Выбрать главу

Annotation

боль и смех. и идиотизм. короче, всякое, что найдете, то и берите.

Галаган Эмилия

Галаган Эмилия

Чернее

Чернее

...Больше не осталось ни капли тепла,

Только холод из разбитого ветром стекла...

Ольга Пулатова

Голову приподними -- в небе воронья рать,

как тысячу лет назад, не устает кружить.

Жизнь научила нас верить и умирать.

Жаль, что ни вера, ни смерть нас не научат жить.

Константин Михеев

Тьма заполняет душу,

Проникая во все щели, поры, дыры и норы,

Ничему не укрыться от нее, ничему не спастись...
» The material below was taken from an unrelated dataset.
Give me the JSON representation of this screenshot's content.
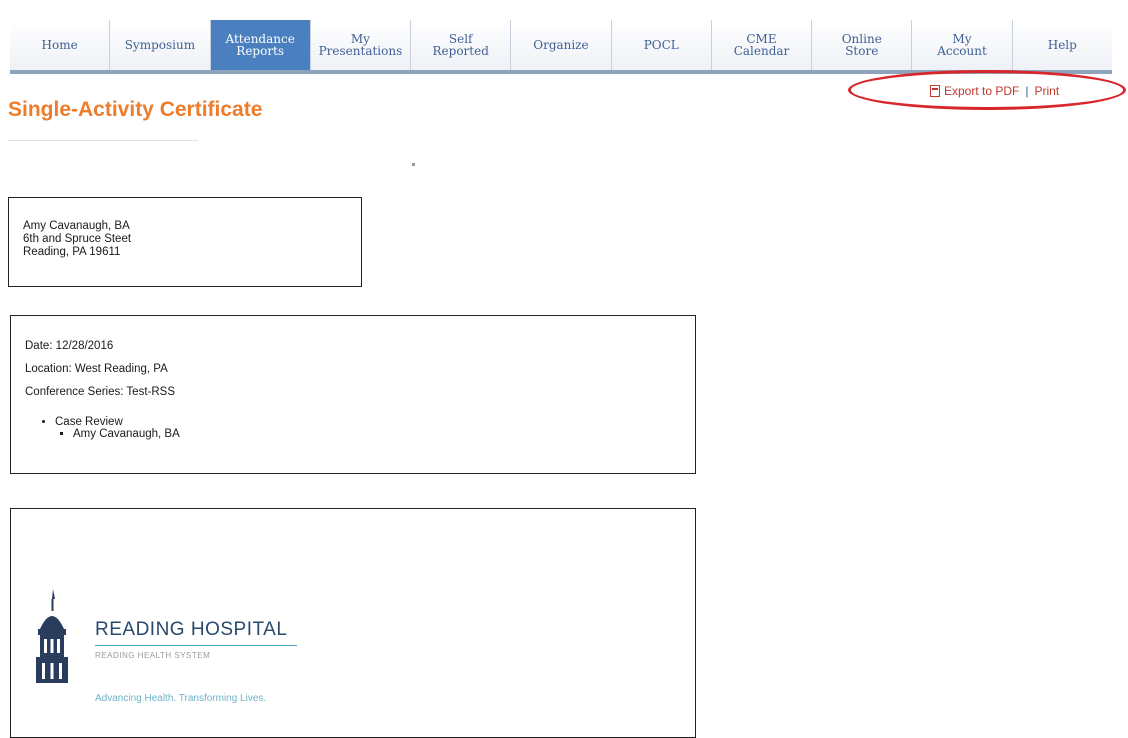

Я помню наши большие качели в парке, огромные такие качели, которые стоило большого труда раскачать -- но когда это удавалось, я подлетала к самому небу, высоко-высоко... А что было самым захватывающим -- одна доска в качелях была плохо закреплена и в тот момент, когда качели достигали предела высоты, эта доска вдруг подпрыгивала -- а вместе с ней и мое сердце... а потом оно ухало куда-то вниз, плюхалось в живот, юбка, сперва раздувшаяся куполом, резко хлопала по ногам, и в голове мелькало: те, кто внизу, могут увидеть мои трусы "неделька".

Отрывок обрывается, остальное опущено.